From: David Hildenbrand
Date: Fri Nov 19 2021 - 08:51:20 EST


On 19.11.21 14:47, Chao Peng wrote:
> From: "Kirill A. Shutemov" <kirill.shutemov@xxxxxxxxxxxxxxx>
>
> The new seal type provides semantics required for KVM guest private
> memory support. A file descriptor with the seal set is going to be used
> as source of guest memory in confidential computing environments such as
> Intel TDX and AMD SEV.
>
> F_SEAL_GUEST can only be set on empty memfd. After the seal is set
> userspace cannot read, write or mmap the memfd.
>
> Userspace is in charge of guest memory lifecycle: it can allocate the
> memory with falloc or punch hole to free memory from the guest.
>
> The file descriptor passed down to KVM as guest memory backend. KVM
> register itself as the owner of the memfd via memfd_register_guest().
>
> KVM provides callback that needed to be called on fallocate and punch
> hole.
>
> memfd_register_guest() returns callbacks that need be used for
> requesting a new page from memfd.
>

Repeating the feedback I already shared in a private mail thread:


As long as page migration / swapping is not supported, these pages
behave like any longterm pinned pages (e.g., VFIO) or secretmem pages.

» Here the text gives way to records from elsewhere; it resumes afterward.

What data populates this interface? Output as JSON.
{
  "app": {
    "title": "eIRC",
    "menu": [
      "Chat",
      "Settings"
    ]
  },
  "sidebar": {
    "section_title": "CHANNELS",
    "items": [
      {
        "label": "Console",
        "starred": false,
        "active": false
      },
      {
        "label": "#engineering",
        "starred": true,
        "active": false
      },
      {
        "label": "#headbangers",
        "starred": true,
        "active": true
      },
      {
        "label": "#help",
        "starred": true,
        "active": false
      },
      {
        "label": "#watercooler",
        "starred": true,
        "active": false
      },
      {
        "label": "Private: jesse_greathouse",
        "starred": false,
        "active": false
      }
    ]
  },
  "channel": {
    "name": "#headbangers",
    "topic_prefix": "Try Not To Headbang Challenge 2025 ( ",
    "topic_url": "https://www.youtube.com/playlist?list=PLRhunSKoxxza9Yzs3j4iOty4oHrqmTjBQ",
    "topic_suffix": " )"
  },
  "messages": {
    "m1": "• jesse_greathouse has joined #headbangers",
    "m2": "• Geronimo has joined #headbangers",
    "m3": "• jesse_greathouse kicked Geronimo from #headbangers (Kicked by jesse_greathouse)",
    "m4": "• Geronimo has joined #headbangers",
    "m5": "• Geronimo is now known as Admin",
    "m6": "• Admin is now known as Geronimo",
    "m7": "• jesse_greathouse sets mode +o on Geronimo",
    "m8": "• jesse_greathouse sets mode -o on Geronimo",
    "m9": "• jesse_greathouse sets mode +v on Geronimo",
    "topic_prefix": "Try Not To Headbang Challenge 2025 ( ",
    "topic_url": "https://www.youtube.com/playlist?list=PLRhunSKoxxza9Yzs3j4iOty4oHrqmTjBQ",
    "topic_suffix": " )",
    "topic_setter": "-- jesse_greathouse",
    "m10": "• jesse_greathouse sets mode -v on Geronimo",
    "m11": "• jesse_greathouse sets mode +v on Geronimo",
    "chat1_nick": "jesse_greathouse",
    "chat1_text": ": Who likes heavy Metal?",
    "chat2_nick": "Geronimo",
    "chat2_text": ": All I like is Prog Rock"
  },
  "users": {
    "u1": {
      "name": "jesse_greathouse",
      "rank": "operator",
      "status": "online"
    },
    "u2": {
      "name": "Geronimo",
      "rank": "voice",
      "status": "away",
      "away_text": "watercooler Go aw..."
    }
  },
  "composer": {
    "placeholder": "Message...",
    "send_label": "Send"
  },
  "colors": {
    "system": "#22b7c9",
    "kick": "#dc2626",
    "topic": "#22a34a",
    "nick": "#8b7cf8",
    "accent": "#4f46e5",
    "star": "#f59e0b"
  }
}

1. These pages are not MOVABLE. They must not end up on ZONE_MOVABLE or
MIGRATE_CMA.

That should be easy to handle, you have to adjust the gfp_mask to
mapping_set_gfp_mask(inode->i_mapping, GFP_HIGHUSER);
just as mm/secretmem.c:secretmem_file_create() does.

2. These pages behave like mlocked pages and should be accounted as such.

This is probably where the accounting "fun" starts, but maybe it's
easier than I think to handle.

See mm/secretmem.c:secretmem_mmap(), where we account the pages as
VM_LOCKED and will consequently check per-process mlock limits. As we
don't mmap(), the same approach cannot be reused.

See drivers/vfio/vfio_iommu_type1.c:vfio_pin_map_dma() and
vfio_pin_pages_remote() on how to manually account via mm->locked_vm .

But it's a bit hairy because these pages are not actually mapped into
the page tables of the MM, so it might need some thought. Similarly,
these pages actually behave like "pinned" (as in mm->pinned_vm), but we
just don't increase the refcount AFAIR. Again, accounting really is a
bit hairy ...



--
Thanks,

David / dhildenb